EVIDENCE LAW
FALL 2011
Prieto
v. State, 337 S.W.3d 918 (Tex. App.—Amarillo
2011)
Admissibility
of Hearsay Statements of Sexual Assault Victim:
The defendant pled guilty to aggravated robbery but elected to have the
jury assess his punishment. The State
offered evidence that the defendant had repeatedly sexually assaulted his
adopted daughter. The evidence of the
sexual assaults was the testimony of a friend of the daughter in whom the
daughter had confided, the testimony of the sexual assault nurse examiner (SANE
nurse) who had examined and interviewed the daughter, and the testimony of the
daughter herself. On appeal, the defendant
argued that the trial court had committed reversible error by admitting the
hearsay testimony of the friend and the SANE nurse.
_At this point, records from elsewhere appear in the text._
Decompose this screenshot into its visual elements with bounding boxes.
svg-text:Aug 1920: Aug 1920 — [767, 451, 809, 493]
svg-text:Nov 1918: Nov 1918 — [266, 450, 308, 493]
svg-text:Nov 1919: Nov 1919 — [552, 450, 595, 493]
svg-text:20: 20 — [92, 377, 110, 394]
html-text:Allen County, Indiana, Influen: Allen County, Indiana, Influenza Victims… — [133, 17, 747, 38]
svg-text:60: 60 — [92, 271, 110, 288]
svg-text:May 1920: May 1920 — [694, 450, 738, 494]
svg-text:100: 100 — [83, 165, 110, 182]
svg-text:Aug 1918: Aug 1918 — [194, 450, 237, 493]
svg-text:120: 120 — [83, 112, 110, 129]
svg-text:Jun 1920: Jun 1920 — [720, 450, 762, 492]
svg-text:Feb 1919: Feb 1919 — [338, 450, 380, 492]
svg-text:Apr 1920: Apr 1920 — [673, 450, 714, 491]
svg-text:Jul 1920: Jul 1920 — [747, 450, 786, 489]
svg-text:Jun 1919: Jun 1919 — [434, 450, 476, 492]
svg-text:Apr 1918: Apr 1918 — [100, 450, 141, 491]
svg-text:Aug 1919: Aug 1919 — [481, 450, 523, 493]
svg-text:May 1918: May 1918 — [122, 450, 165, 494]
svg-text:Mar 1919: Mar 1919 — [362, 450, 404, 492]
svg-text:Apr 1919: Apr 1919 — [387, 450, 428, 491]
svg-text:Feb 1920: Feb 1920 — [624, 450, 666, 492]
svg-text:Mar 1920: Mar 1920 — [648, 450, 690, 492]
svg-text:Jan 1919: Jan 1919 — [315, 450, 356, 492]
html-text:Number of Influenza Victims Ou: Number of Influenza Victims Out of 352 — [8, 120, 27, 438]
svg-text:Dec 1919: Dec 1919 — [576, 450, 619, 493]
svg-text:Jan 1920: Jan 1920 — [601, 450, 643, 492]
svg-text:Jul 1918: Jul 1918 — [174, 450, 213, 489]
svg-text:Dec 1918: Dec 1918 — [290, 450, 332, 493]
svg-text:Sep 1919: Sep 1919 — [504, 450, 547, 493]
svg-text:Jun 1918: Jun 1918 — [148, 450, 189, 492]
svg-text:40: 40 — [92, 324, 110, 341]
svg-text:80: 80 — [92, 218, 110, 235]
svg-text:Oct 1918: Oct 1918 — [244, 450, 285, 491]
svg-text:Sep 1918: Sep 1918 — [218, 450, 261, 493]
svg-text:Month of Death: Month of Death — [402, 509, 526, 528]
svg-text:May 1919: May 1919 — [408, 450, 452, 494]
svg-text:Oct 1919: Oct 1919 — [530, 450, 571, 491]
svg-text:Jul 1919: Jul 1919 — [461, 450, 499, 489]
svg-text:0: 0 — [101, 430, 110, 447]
Testimony of the SANE Nurse:
The SANE nurse
testified to statements that the daughter made to her prior to her sexual
assault examination. The Court held that
these statements were admissible pursuant to Rule 803(4), statements made for purpose
of medical diagnosis or treatment. The Court stated that a statement was
admissible under rule 803(4) if: “(1)
the declarant was aware that the statements were made for the purposes of
medical diagnosis or treatment and that proper diagnosis or treatment depended
on the veracity of the statement and (2) the particular statement offered is
also “pertinent to treatment,” that is, it was reasonable for the health care
provider to rely on the particular information in treating the declarant.” The Court expressly rejected the defendant’s
argument that the exception did not apply because a SANE nurse was merely a pro-prosecution
witness, rather than someone who treated the child. In so doing, the Court reaffirmed its
decision in Sharp v. State, 210 S.W.3d 835, 839 (Tex. App.—Amarillo
2006, no pet.).
Testimony of the Friend: As
to the friend’s testimony as to what the daughter told her about the sexual
assaults, the State conceded that this testimony was hearsay. The State further conceded that the friend’s
testimony did not meet the “outcry” exception because the State did not provide
notice of their intent to call the friend as such a witness and that she would
not qualify as such a witness in any event because the friend was not an adult
at the time of the outcry. See Tex. Code Crim. Proc. Art 38.072. The Court
agreed that the testimony was erroneously admitted but held that its admission
did not require reversal because it was merely cumulative of the evidence provided
by the SANE nurse and the daughter herself.
Carlson
v. State, W.L. 649682; LEXIS 1227
(Tex.
App.—Houston [1st Dist.] 2011)
Admissibility
of Stolen Property Against Criminal Defendant:
The defendant
was convicted of knowingly authorizing the sexual performance of a child after
videotaping an underage girl performing sex acts. On appeal, the defendant argued that the
trial court committed error by admitting videotapes of the underage female
victim because the victim stole the videotapes from the defendant’s attic. Article 18.23 of the Texas Code of Criminal
Procedure generally prohibited the admission of evidence secured by theft. The Court concluded, however, that, because
the child victim could not consent to distribution of her own nude images, the
victim owned the images she took from the home (a home she had permission to
enter) and therefore did not commit a theft.
The Court also pointed out that Code of Criminal Procedure did not make
inadmissible items taken for the purpose of turning them over to law
enforcement and that the victim had turned over the videotapes to law
enforcement within 48 hours of removing them from the house. Thus, even if what she had done constituted a
theft, the Code did not require its exclusion.